В таких случаях относятся обычно как к больному. Так бы отнеслись и к Вельскому, если бы он отказался.
В результате Вельский очутился в Москве.
В первые месяцы он очень скучал. Ему казалось, что в Москве он обязательно задохнется, ему не хватало воздуха. Иногда ночью он просыпался от того, что нечем было дышать, в комнате плавает бензиновая копоть, смешанная с запахом горелой резины, горячего железа, расплавленной краски, еще чего-то, чему и названия не было. Лицо его было мокрым, и тогда он неслышно, на цыпочках, боясь разбудить жену, подбирался к открытой форточке, чтобы дохнуть немного свежего ночного духа. Вслушивался в ночные звуки, стирал ладонью пот со лба — свежего воздуха все равно не было, затем, устало махнув рукой, вновь забирался в постель. К утру надо было обязательно выспаться и иметь свежую голову.
После Урала, где даже и отношения между людьми были проще, честнее, добрее, чем в Москве, здесь все казалось иным.
Если Вельский шел по улице, то обязательно хотелось оглянуться — чудилось, что ему вот-вот кто-нибудь всадит сзади нож под лопатку. Это была Москва, ее жизнь, протекающая по формуле, рожденной, как потом понял Вельский, совсем недавно, в перестроечные — при Горбачеве — времена.
Старая Москва — в шестидесятые, в семидесятые, в восьмидесятые годы — была другой.
Как только по телевидению объявили о том, что убийцы Влада задержаны, Вельский огорченно покачал головой. Задержаны? Как бы не так! Убийства таких людей, как Влад, готовятся очень тщательно, и вот так, походя, на одном чихе, их не раскрывают. Попрыгунчи-ковы методы здесь не проходят.

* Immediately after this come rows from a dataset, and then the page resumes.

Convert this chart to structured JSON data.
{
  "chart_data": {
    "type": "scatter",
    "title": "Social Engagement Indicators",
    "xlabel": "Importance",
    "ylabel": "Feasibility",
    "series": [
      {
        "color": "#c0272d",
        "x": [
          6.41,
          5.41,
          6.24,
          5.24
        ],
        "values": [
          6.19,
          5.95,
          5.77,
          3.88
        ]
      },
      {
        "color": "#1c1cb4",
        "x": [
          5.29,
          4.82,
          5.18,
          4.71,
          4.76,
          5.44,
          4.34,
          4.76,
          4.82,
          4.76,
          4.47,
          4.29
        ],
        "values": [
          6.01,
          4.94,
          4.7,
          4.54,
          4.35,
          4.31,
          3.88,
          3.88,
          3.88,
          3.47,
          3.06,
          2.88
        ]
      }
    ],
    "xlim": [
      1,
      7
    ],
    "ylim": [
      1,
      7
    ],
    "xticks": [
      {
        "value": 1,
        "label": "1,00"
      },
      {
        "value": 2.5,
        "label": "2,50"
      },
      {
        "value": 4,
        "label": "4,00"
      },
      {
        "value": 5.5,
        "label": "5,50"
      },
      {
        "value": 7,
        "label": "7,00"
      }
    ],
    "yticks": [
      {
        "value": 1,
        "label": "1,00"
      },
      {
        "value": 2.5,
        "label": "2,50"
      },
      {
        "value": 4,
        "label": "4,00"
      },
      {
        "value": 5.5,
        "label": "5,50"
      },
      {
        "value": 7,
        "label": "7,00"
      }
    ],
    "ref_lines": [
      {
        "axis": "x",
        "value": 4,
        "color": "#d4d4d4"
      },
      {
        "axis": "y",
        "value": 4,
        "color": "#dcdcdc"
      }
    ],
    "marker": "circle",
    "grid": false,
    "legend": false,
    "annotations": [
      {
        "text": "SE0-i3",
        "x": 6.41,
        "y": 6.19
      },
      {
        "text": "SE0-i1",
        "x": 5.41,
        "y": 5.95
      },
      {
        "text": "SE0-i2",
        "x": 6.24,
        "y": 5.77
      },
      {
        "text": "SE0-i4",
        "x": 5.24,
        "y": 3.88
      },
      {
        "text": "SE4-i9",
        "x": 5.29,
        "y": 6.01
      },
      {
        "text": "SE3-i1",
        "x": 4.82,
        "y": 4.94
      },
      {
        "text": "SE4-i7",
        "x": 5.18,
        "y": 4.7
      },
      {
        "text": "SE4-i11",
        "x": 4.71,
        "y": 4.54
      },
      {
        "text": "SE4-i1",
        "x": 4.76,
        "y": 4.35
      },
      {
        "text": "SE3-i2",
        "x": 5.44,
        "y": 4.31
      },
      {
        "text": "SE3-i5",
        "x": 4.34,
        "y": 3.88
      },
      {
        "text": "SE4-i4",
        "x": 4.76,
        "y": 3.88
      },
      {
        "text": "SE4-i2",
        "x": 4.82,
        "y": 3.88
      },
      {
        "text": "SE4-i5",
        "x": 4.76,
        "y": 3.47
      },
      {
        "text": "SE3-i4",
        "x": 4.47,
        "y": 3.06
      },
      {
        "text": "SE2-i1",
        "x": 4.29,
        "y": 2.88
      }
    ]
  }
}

И зачем так спешит, так торопится генеральный прокурор, Вельскому было непонятно. Генерального прокурора он знал, как говорится, постольку поскольку и не больше, только в той части деловых отношений, которые связывали руководителя отраслевого института с руководителем ведомства, имевшего титул больший, чем простой министр (генерального прокурора страны, старшего среди министров-силовиков, всегда негласно приравнивали к вице-премьеру правительства). Расстояние между директором института, однозвездного генерала, и генеральным прокурором, у которого по армейской иерархии этих звезд имелось в четыре раза больше, было таким, как от Земли до Венеры, поэтому Вельский относился к генеральному прокурору довольно настороженно. Старался к нему не приближаться и уж не дай Бог — попасть в его окружение… Вот уж действительно, живя в аду, не знаешь, как отвести душу, чтобы ее не захапал, не зажал в тисках кто-нибудь — дьявол или такой человек, как нынешний генеральный прокурор. Точнее, и.о. генерального прокурора. Вельский недобро усмехнулся.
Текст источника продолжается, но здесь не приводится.